An Invisible Population: The Homeless in Brown County

By Tracie Murphy
January 6, 2022
14
0

By Heather Graves
Editor


Wikipedia defines homelessness as the condition of lacking stable, safe and adequate housing.

This is nothing new.

We all know what it is.

We may even know someone – a loved one, friend, acquaintance – who is or has experienced homelessness.

And no path is the same – a myriad of issues ranging from mental health and substance abuse to dangerous living conditions and sheer bad luck can land a person on the streets, in a shelter, or on the couch. ‘a friend.

New Community Shelter Executive Director Terri Refsguard puts it best – there aren’t the “homeless” – this “big group of people. These are people who experience homelessness for one reason or another.

In the blink of an eye, anyone, no matter what their situation, could be left homeless – the loss of a job, an accident, a death in the family, a big unexpected expense.

Whatever the reason, many are just a bad thing to fall for.

Green Bay is home to six shelters – St.
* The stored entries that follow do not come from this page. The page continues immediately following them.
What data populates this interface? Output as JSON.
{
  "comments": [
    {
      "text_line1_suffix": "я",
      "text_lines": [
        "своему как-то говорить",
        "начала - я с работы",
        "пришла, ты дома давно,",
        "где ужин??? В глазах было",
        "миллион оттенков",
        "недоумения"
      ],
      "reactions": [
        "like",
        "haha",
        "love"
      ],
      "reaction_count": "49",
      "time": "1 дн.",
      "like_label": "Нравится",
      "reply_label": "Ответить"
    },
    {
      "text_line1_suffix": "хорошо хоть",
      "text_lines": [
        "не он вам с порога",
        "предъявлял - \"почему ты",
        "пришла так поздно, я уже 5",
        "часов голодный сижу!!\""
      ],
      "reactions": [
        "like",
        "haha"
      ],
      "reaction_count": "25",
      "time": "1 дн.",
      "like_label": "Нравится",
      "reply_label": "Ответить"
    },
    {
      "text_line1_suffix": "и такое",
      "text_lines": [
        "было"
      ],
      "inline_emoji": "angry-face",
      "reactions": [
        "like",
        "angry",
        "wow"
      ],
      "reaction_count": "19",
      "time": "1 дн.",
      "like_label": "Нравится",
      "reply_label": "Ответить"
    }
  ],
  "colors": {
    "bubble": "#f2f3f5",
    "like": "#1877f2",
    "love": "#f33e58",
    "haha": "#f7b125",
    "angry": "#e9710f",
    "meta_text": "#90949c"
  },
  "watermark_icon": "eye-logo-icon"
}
John’s, New Community, House of Hope, Golden House, Freedom House and Safe Shelter – serving many demographic groups – singles, families, youth, victims of domestic violence.

Yet people fall through the cracks.

Last summer at least 72 people took to the streets of Brown County – people sleeping outside, in the elements, keeping themselves warm or cool in any way they could, finding shelter under trees, under bridges or in the shelters of the park.

They face hardships many of us couldn’t even imagine – some living in Third World conditions not intended for human habitation – and need more help than blankets and a bread roll. soap cannot provide it.

While many of these people are currently staying at the St. John’s shelter of last resort, which opened on November 1, if awareness does not continue, changes are not made, measures are not taken. are not taken to succeed, these 72 people will end up in the return voucher in the street on April 30.

Being housed and having a home are very different things.

Over the next few weeks, with our NEW News Lab series on homelessness – Disregarded – we aim to share with you the lived experiences of those directly affected by homelessness.

We hope these true and honest stories increase understanding, eliminate stigma, and highlight effective and productive ways to help this vulnerable population.